Mutations in the CACNA1D gene have been found to cause aldosterone-producing adenomas, which are noncancerous (benign) tumors that form in the adrenal glands. The genetic changes involved in these tumors, called somatic mutations, are acquired during a person's lifetime and are present only in adrenal gland cells that give rise to the tumors. Such mutations in the CACNA1D gene account for approximately nine percent of cases of aldosterone-producing adenoma.
CACNA1D gene mutations associated with this condition lead to production of CaV1.3 channels that transport calcium ions more readily than normal or do not stop when they should. It is thought that the abnormal influx of calcium ions in adrenal gland cells overactivates a process called the calcium/calmodulin pathway that increases production of a hormone called aldosterone. Aldosterone helps control blood pressure by maintaining proper salt and fluid levels in the body, and abnormally high amounts of this hormone lead to high blood pressure (hypertension) and an increased risk of heart attack and stroke. Overactivation of the calcium/calmodulin pathway in the adrenal glands also increases cell growth and division (proliferation), which promotes adenoma formation.

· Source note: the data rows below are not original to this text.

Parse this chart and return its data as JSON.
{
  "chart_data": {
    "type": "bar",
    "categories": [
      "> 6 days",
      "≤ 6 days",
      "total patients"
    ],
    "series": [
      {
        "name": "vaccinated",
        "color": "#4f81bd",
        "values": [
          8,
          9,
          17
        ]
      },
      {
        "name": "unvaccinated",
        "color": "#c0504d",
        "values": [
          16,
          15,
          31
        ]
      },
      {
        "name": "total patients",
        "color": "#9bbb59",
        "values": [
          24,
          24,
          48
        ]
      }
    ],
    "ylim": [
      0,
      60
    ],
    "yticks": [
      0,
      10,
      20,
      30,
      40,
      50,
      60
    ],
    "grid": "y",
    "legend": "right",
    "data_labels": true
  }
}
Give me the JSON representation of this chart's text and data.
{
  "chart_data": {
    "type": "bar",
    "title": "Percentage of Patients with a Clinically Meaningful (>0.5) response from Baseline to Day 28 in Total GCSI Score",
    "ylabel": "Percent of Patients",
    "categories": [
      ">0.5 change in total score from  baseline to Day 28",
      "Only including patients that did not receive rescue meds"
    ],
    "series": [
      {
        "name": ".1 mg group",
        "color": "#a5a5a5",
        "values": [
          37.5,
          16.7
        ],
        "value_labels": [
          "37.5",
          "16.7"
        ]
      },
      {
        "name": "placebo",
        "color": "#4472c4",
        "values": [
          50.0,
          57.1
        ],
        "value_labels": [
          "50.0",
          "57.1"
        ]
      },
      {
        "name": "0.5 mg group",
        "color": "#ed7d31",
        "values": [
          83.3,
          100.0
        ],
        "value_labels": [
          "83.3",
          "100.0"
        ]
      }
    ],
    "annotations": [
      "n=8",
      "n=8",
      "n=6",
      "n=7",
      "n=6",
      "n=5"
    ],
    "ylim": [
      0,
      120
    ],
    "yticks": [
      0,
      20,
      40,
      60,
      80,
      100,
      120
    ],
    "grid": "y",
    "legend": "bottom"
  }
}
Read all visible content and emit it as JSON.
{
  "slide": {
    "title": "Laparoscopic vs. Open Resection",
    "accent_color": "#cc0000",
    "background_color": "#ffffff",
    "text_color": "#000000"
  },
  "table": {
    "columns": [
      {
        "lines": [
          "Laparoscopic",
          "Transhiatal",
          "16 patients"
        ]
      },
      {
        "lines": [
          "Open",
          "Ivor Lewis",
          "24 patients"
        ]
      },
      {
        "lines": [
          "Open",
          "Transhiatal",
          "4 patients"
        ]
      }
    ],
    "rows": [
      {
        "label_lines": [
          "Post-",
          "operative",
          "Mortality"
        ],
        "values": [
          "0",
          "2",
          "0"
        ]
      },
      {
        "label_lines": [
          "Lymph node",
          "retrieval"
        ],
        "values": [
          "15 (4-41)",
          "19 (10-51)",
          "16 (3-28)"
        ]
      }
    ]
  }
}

Inherited CACNA1D gene mutations have been found to cause other genetic conditions. Unlike the mutations that cause aldosterone-producing adenomas (described above), the mutations that cause these conditions are present in essentially every cell in the body. Inherited mutations that increase the flow of calcium into cells have been identified in individuals with a condition called primary aldosteronism, seizures, and neurological abnormalities (PASNA). As in aldosterone-producing adenomas, the increased flow of calcium in adrenal gland cells increases aldosterone production, causing primary aldosteronism. It is thought that the increased flow of calcium in nerve cells (neurons) in the brain affects their function, leading to seizures and other neurological problems. Some individuals with similar CACNA1D gene mutations also have signs and symptoms of autism spectrum disorder, which affects communication and social skills. It is unclear if these individuals have PASNA or a separate condition.
Inherited CACNA1D gene mutations that reduce the flow of calcium through CaV1.3 channels have been found in individuals with sinoatrial node dysfunction and deafness (SANDD), which is characterized by an abnormally slow and irregular heartbeat (bradycardia and arrhythmia) and hearing problems. These mutations likely impair the CaV1.3 channel's function in inner ear cells, impairing hearing, and in the cluster of cells in the heart that acts as the heart's natural pacemaker (the sinoatrial node), leading to abnormal heart rhythms.